Like John Lewis, Fuller also spent her childhood in Alabama. She never crossed paths with him, but she knew of his work.

“It just sort of touches you, and you feel the loss that I do. I feel the loss,” Fuller stated.

Fuller was born into the Civil Rights Movement and remembers passing out flyers as a little girl. Today she’s a longtime member of the Greensboro NAACP.

She considered Lewis a comrade and when she heard about his passing, she felt a great sadness.

Congressman Lewis championed until the day he died.

“For him to be a youth, one of the youngest people out there and doing what he was doing to show I’m willing to put my body, I’m willing to put my life on the line for change, and we’re demanding it now…he is the embodiment for what we’re trying to do here in Greensboro and all around the world,” said Anthony Morgan, an activist for the Black Lives Matter Movement.  

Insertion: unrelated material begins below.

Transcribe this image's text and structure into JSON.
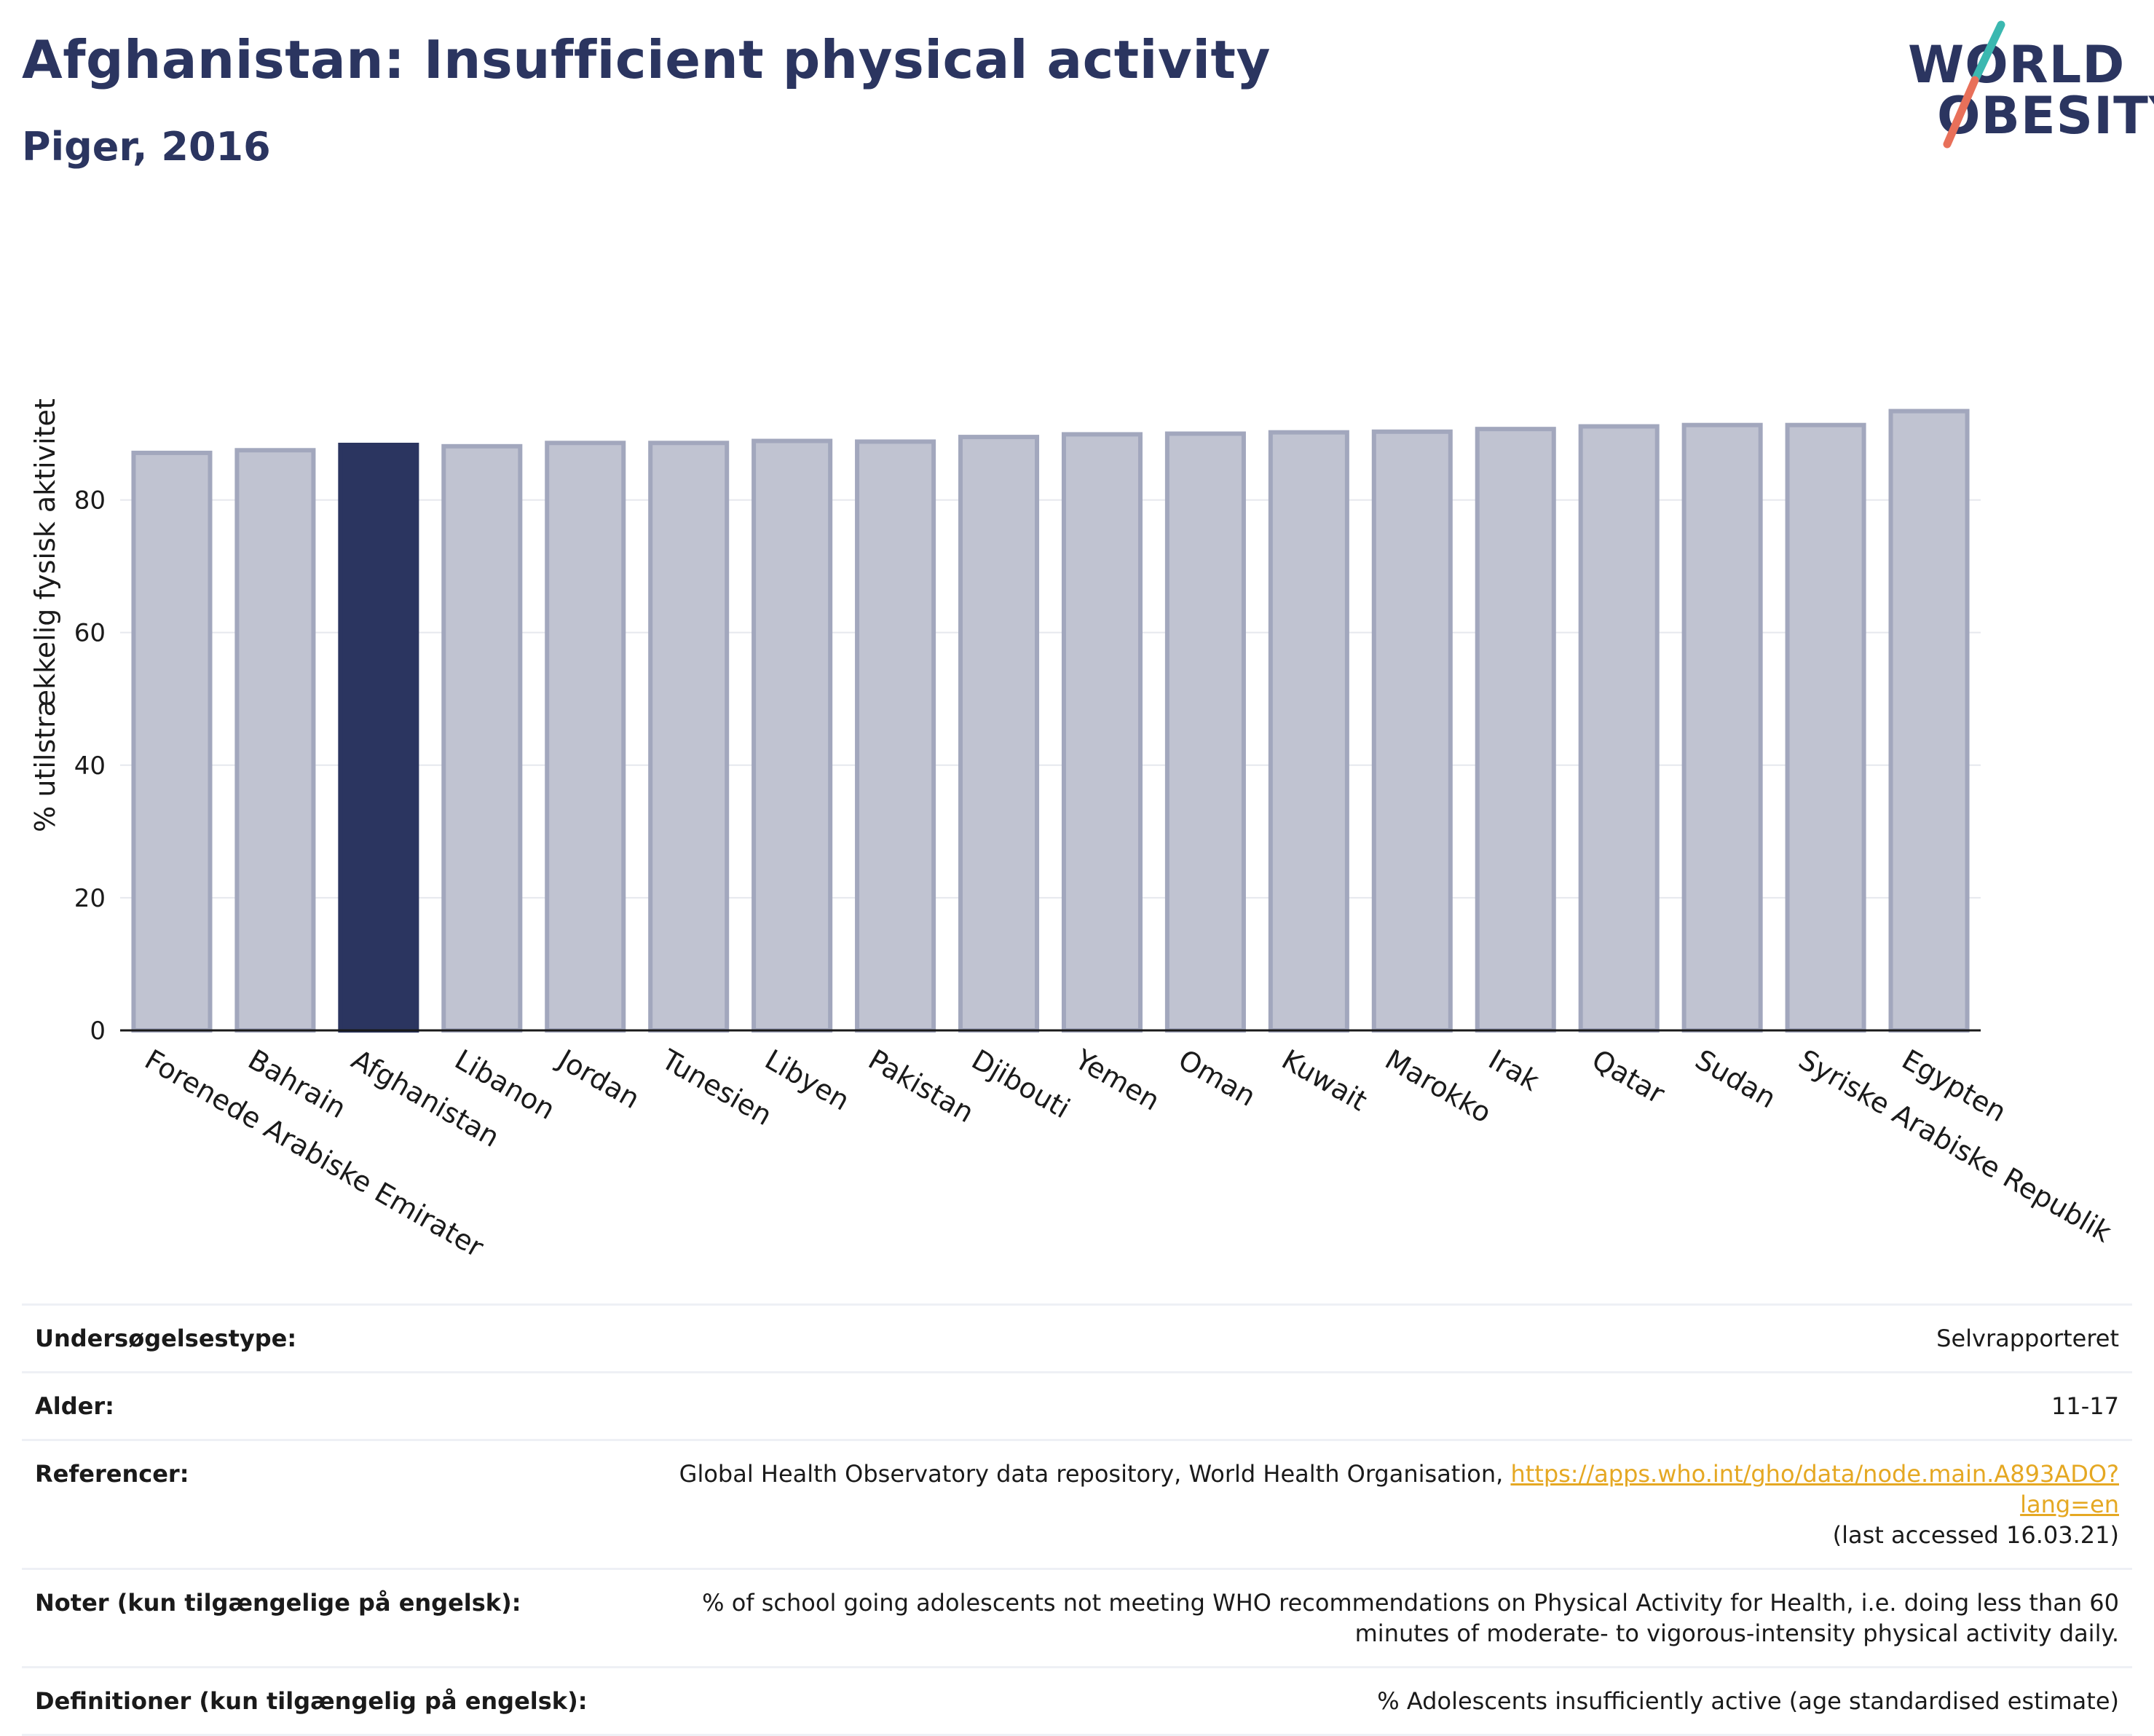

He most recently spoke up on the Black Lives Matter marches against racial injustice, moved by the cause and its inclusivity.  

“It’s time for people that are my age and younger to stand ground and use our voice and make a difference,” Brittany Coleman said.

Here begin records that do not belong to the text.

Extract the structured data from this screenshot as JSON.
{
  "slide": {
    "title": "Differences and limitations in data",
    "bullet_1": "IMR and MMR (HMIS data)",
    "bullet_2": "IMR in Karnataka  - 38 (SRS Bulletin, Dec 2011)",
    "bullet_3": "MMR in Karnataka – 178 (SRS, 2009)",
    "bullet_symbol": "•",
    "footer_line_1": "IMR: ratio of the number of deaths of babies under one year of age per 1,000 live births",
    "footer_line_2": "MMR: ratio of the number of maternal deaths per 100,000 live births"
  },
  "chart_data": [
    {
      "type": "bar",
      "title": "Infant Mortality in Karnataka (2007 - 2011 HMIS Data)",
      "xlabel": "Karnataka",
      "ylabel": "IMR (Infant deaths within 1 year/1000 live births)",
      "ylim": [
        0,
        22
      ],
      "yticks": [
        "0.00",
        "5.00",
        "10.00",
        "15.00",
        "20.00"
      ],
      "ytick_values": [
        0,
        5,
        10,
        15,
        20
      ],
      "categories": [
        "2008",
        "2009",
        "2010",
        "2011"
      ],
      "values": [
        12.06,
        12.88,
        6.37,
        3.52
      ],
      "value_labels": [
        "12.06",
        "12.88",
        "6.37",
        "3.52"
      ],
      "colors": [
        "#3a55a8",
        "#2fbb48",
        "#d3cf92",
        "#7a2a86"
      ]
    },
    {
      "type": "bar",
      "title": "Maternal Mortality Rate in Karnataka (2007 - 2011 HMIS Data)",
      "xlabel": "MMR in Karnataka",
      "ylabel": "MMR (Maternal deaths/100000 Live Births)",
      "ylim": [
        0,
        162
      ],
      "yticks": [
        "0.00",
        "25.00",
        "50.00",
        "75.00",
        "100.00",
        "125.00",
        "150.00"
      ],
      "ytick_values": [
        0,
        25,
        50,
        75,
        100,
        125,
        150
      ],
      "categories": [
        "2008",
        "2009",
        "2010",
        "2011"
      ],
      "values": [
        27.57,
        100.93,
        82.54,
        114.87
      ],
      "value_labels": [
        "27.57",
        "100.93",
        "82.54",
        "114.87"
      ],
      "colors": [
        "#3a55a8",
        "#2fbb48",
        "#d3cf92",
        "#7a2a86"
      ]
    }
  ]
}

Lewis spoke at Coleman’s 2015 commencement from NC A&T State University. Parts of his speech will never leave her memory.

“I remember him saying get in the way. Be active. Never give up. Be bold. Be graceful and always stay strong,” Coleman recalled.

John Lewis was 80 years old.

John Swaine, CEO of the International Civil Rights Center and Museum, told FOX8 he’s working on coordinating a virtual vigil to honor the congressman’s legacy.